Mas o que vejo na minha comunidade, que está em construção e nascendo com pessoas de diferentes raízes e origens, é que o componente que a viabiliza não é reformista, mas humanista. O que faz a diferença é uma ideia muito mais universal. É reconhecer o outro como outro, que independe de sua tradição e raízes judaicas. O judeu que reconhece no outro um igual, para além das diferenças, não reflete a diversidade judaica e sim seu componente humanista. Esse é o verdadeiro desafio.

A sensação de que uma comunidade, que nasceu do encontro de culturas, não é mais assim hoje parece nos dizer que o olhar do outro se perdeu e que só reconhecem iguais. A chance de sobrevivência dessa experiência judaica não se dá por continuarmos trazendo pessoas diferentes, mas por continuarmos nos reconhecendo como iguais na diferença, sempre, desde o primeiro dia, evidenciando o que é humano.
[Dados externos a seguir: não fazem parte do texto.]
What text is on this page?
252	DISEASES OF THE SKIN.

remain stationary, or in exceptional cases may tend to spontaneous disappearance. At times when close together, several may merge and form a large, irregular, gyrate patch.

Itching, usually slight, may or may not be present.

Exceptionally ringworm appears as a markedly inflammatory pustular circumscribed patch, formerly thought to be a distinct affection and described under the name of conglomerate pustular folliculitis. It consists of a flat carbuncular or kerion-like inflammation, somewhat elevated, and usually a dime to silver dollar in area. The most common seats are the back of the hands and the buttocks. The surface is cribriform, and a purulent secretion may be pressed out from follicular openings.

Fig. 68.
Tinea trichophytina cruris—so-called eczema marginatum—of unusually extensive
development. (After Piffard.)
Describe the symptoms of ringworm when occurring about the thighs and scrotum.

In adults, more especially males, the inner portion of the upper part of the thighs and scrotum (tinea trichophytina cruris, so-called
Aqueles que vieram do exílio na Babilônia não deixaram a Babilônia para trás, eles a trouxeram consigo. Não anule o outro, não anule a diferença! O componente humanístico reflete-se no respeito pela diversidade e na convivência. O importante não é, em primeira instância, reconhecer o outro como judeu, mas antes de tudo reconhecê-lo como um ser humano com sua dignidade. A partir daí, vemos como caminhamos.
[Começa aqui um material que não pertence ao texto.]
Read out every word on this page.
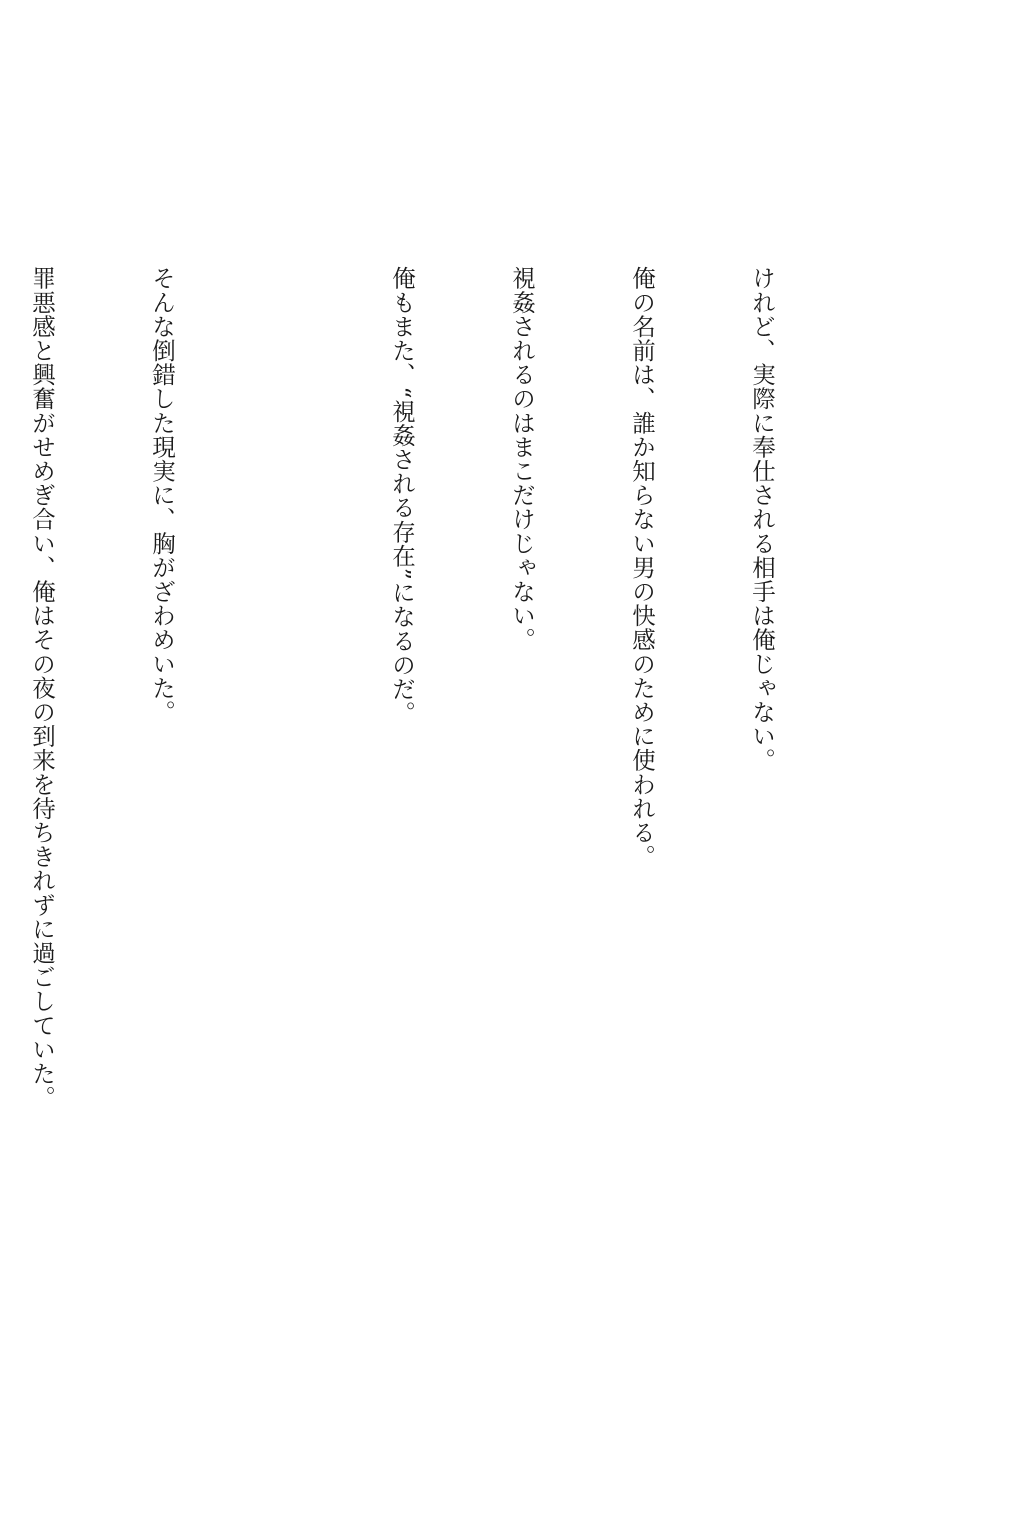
けれど、実際に奉仕される相手は俺じゃない。

俺の名前は、誰か知らない男の快感のために使われる。

視姦されるのはまこだけじゃない。

俺もまた、“視姦される存在”になるのだ。

そんな倒錯した現実に、胸がざわめいた。

罪悪感と興奮がせめぎ合い、俺はその夜の到来を待ちきれずに過ごしていた。
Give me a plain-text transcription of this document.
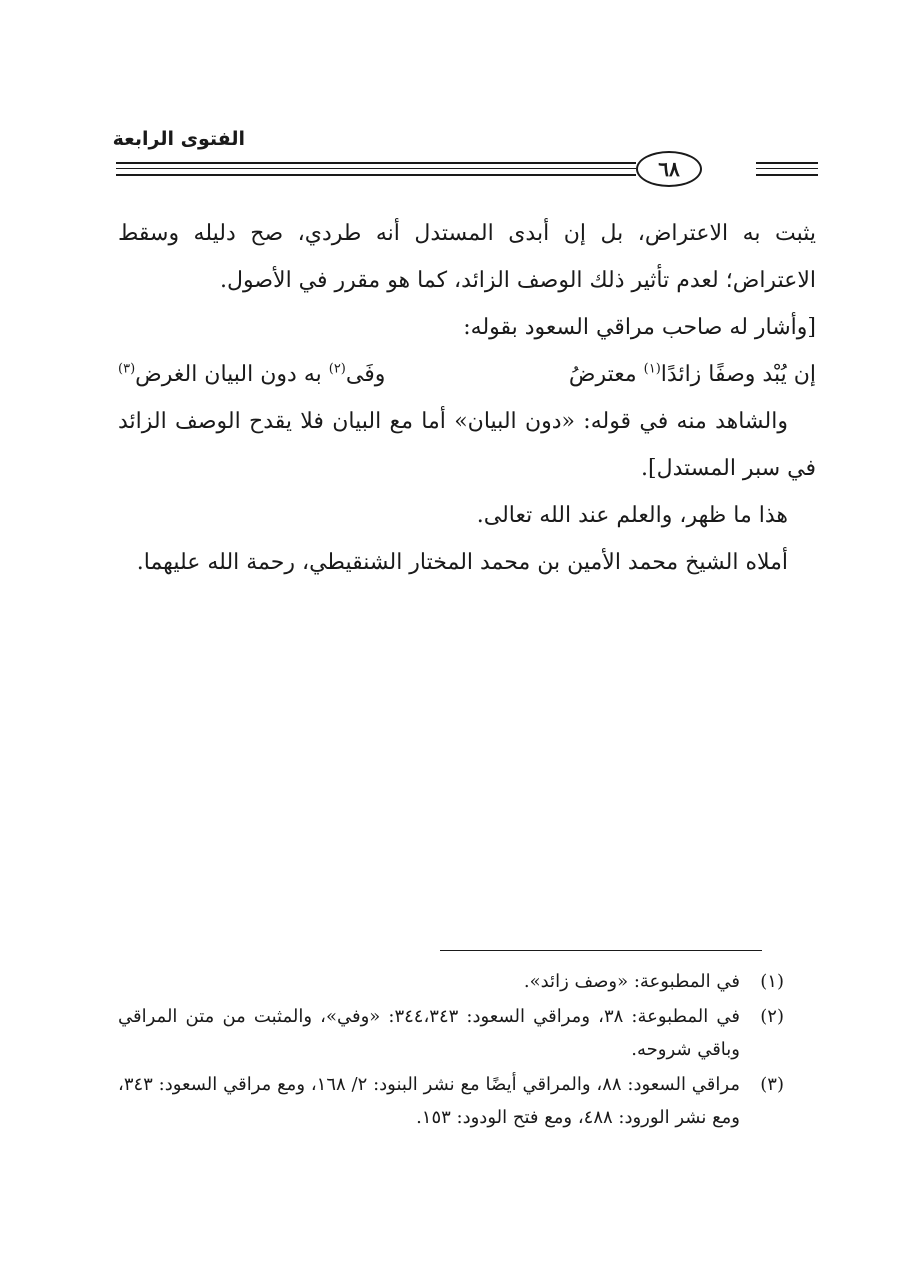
الفتوى الرابعة
٦٨

يثبت به الاعتراض، بل إن أبدى المستدل أنه طردي، صح دليله وسقط الاعتراض؛ لعدم تأثير ذلك الوصف الزائد، كما هو مقرر في الأصول.

[وأشار له صاحب مراقي السعود بقوله:

إن يُبْد وصفًا زائدًا$^{(١)}$ معترضُ
وفَى$^{(٢)}$ به دون البيان الغرض$^{(٣)}$

والشاهد منه في قوله: «دون البيان» أما مع البيان فلا يقدح الوصف الزائد في سبر المستدل].

هذا ما ظهر، والعلم عند الله تعالى.

أملاه الشيخ محمد الأمين بن محمد المختار الشنقيطي، رحمة الله عليهما.

(١)
في المطبوعة: «وصف زائد».
(٢)
في المطبوعة: ٣٨، ومراقي السعود: ٣٤٤،٣٤٣: «وفي»، والمثبت من متن المراقي وباقي شروحه.
(٣)
مراقي السعود: ٨٨، والمراقي أيضًا مع نشر البنود: ٢/ ١٦٨، ومع مراقي السعود: ٣٤٣، ومع نشر الورود: ٤٨٨، ومع فتح الودود: ١٥٣.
E, em última análise, não é o judaísmo que estamos salvando, mas a humanidade. A ideia de fazer um esforço para conviver na diversidade e reconhecer a dignidade do outro não cria uma comunidade judaica reformista, mas sustenta o que é humano. E, a propósito, o humano sempre esteve à frente da idiossincrasia judaica. De fato, o risco dos outros é esquecer o que é humano e permanecer nas minúcias irrelevantes de uma halachá gradiosa. Quando a experiência mista é colocada onde as coisas surgem e se estabelecem, quando a proeminência é colocada na dignidade do outro, a sobrevivência da Torá está garantida.

Emmanuel Lévinas propõe um novo humanismo em sua obra “Humanismo do outro homem” (Caparrós Editores, 1993). A tentativa de Lévinas se resolve em pensar a partir do outro: conceber a exterioridade como condição e origem de todo pensamento. O Outro é imensurável, é o absolutamente outro, e é sempre anterior à própria subjetividade.

Yael Cobano é estudante de rabinato no IIFRR – Instituto Iberoamericano de Formação Rabínica Reformista – e fundadora da Comunidade Judaica Reformista de Madrid. Ela é advogada, com mestrado em análise de inteligência.